In vSphere 4.1 a new network Load Based Teaming (LBT) algorithm is available on the distributed virtual switch dvPort groups. The option “Route based on physical NIC load” takes the virtual machine network I/O load into account and tries to avoid congestion by dynamically reassigning and balancing the virtual switch port to physical NIC mappings.

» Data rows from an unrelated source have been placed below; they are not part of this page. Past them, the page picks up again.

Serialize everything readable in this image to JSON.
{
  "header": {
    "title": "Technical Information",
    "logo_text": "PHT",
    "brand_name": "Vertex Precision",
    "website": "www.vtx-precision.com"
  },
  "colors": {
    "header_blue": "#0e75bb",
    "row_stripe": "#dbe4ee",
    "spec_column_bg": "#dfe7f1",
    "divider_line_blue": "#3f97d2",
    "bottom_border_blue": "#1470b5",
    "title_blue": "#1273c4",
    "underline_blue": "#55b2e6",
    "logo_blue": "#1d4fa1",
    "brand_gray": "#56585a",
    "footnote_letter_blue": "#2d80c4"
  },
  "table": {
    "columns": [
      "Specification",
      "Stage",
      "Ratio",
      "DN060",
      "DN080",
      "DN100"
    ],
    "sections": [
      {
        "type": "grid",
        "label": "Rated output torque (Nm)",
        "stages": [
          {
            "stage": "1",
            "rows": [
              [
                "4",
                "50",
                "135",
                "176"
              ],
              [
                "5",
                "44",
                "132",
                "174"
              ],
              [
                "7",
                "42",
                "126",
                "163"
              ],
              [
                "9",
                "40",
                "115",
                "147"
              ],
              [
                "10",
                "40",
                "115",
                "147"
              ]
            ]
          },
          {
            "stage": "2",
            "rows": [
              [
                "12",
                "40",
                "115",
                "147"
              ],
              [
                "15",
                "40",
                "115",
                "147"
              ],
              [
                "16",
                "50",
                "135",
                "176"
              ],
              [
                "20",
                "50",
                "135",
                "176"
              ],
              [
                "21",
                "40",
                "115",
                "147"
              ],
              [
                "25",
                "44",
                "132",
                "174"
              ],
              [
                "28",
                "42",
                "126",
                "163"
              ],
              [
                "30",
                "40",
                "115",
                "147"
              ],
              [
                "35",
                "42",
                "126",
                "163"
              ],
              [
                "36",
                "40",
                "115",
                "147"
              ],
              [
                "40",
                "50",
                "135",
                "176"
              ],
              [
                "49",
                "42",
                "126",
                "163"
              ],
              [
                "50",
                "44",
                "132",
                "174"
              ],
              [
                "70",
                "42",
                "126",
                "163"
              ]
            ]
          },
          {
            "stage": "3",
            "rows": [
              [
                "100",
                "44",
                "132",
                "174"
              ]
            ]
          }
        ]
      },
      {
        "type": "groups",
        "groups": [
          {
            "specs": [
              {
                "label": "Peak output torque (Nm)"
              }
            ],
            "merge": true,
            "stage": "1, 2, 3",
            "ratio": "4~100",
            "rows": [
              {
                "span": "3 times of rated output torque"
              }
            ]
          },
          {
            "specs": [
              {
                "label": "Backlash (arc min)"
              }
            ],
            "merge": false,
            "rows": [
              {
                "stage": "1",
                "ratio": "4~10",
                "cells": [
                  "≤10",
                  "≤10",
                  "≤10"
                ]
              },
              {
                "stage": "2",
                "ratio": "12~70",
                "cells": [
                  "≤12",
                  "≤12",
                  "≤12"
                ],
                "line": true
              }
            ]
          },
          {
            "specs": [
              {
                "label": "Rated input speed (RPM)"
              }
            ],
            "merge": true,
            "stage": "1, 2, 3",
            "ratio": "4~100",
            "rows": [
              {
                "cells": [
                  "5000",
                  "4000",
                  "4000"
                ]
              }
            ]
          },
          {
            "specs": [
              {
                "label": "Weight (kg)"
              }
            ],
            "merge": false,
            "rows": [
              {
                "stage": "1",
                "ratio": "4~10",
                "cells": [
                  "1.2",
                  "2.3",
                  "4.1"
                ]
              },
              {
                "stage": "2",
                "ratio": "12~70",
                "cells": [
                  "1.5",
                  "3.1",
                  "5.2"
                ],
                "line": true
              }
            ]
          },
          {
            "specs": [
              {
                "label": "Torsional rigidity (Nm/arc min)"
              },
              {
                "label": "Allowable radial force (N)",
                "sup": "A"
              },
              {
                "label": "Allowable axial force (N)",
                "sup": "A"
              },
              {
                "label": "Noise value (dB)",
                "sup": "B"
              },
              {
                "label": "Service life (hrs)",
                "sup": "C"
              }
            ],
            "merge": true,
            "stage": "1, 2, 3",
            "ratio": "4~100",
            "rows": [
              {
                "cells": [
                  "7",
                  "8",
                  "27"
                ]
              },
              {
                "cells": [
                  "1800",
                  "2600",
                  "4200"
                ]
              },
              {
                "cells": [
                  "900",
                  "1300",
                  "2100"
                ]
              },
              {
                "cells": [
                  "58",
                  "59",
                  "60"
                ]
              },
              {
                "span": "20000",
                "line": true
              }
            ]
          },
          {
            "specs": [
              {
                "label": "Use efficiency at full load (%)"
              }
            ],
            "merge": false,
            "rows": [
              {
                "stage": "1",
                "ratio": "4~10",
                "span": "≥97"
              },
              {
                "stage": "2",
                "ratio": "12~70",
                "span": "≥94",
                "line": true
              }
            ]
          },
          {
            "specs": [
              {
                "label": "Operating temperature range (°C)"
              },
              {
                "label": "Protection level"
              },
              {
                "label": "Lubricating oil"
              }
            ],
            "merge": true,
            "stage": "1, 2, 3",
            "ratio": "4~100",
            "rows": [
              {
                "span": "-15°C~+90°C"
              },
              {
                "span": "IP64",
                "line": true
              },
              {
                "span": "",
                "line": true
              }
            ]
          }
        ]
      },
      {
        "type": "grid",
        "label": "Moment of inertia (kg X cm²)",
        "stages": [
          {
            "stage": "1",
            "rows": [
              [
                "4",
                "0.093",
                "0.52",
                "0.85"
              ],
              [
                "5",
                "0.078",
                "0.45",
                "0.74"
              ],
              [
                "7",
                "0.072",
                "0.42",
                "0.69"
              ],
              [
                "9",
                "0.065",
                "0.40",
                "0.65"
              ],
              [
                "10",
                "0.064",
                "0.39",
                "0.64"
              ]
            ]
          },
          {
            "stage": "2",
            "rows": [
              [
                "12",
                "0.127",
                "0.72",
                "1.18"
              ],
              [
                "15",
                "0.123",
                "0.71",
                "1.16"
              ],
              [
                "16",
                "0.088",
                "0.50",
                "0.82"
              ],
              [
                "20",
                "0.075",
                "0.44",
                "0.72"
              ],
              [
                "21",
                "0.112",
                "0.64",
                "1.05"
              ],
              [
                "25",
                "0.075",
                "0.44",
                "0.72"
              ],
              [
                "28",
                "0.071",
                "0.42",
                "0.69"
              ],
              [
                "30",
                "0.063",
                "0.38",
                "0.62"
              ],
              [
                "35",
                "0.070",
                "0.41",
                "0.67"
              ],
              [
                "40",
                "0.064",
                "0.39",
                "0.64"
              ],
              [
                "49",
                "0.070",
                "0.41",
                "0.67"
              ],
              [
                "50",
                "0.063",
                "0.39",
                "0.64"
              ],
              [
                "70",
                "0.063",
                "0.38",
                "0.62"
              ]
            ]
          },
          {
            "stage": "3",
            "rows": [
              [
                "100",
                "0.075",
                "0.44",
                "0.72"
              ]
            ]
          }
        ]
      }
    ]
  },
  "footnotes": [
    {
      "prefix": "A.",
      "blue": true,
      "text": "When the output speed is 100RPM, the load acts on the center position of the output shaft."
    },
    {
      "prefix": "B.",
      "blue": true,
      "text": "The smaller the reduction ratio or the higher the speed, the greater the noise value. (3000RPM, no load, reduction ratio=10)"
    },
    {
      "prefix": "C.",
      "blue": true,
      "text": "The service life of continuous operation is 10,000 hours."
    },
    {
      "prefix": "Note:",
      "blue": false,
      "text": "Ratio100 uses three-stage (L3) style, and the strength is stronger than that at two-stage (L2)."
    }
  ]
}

The three existing load-balancing policies, Port-ID, Mac-Based and IP-hash use a static mapping between virtual switch ports and the connected uplinks. The VMkernel assigns a virtual switch port during the power-on of a virtual machine, this virtual switch port gets assigned to a physical NIC based on either a round-robin- or hashing algorithm, but all algorithms do not take overall utilization of the pNIC into account. This can lead to a scenario where several virtual machines mapped to the same physical adapter saturate the physical NIC and fight for bandwidth while the other adapters are underutilized. LBT solves this by remapping the virtual switch ports to a physical NIC when congestion is detected.
After the initial virtual switch port to physical port assignment is completed, Load Based teaming checks the load on the dvUplinks at a 30 second interval and dynamically reassigns port bindings based on the current network load and the level of saturation of the dvUplinks. The VMkernel indicates the network I/O load as congested if transmit (Tx) or receive (Rx) network traffic is exceeding a 75% mean over a 30 second period. (The mean is the sum of the observations divided by the number of observations).
An interval period of 30 seconds is used to avoid MAC address flapping issues with the physical switches. Although an interval of 30 seconds is used, it is recommended to enable port fast (trunk fast) on the physical switches, all switches must be a part of the same layer 2 domain.
Load Based Teaming
1 min read
I dont think “IP-hash use(s) a static mapping between virtual switch ports and the connected uplinks” is true, traffic to different target IPs may go out over different pNICS (its src-dst right?)
Hi Tommy,
In absolute sense you are correct, but IP-hash uses a static mapping depending on the hashresult of the source-destination calculation. (src-dst)
The VMkernel does not dynamically remap the connection based on network I/O load and it can continue to suffer performance impact due to other network traffic flowing through this pNIC.
Although IP-hash creates an outbound load-balancing pattern for the virtual machine itself, it ignores the overall utilization of the pNIC. From a utilization point of view, it remains static.
Hi Frank, I enjoy your articles!
I am not sure how this threshold is calculated … “The VMkernel indicates the network I/O load as congested if transmit (Tx) or receive (Rx) network traffic is exceeding a 75% mean over a 30 second period.”
What is the sampling rate?
What counters? Throughput (KB/MB) or IOPS or an either/combo?
Does this mean that the threshold is reached when a sample is in the 75-76% percentile over the last 30 seconds or is it calculated in some other way?
A little confused,
Rob
Hi Rob,
Thanks for the compliment!
Unfortunately, the information about this new feature is very sparse.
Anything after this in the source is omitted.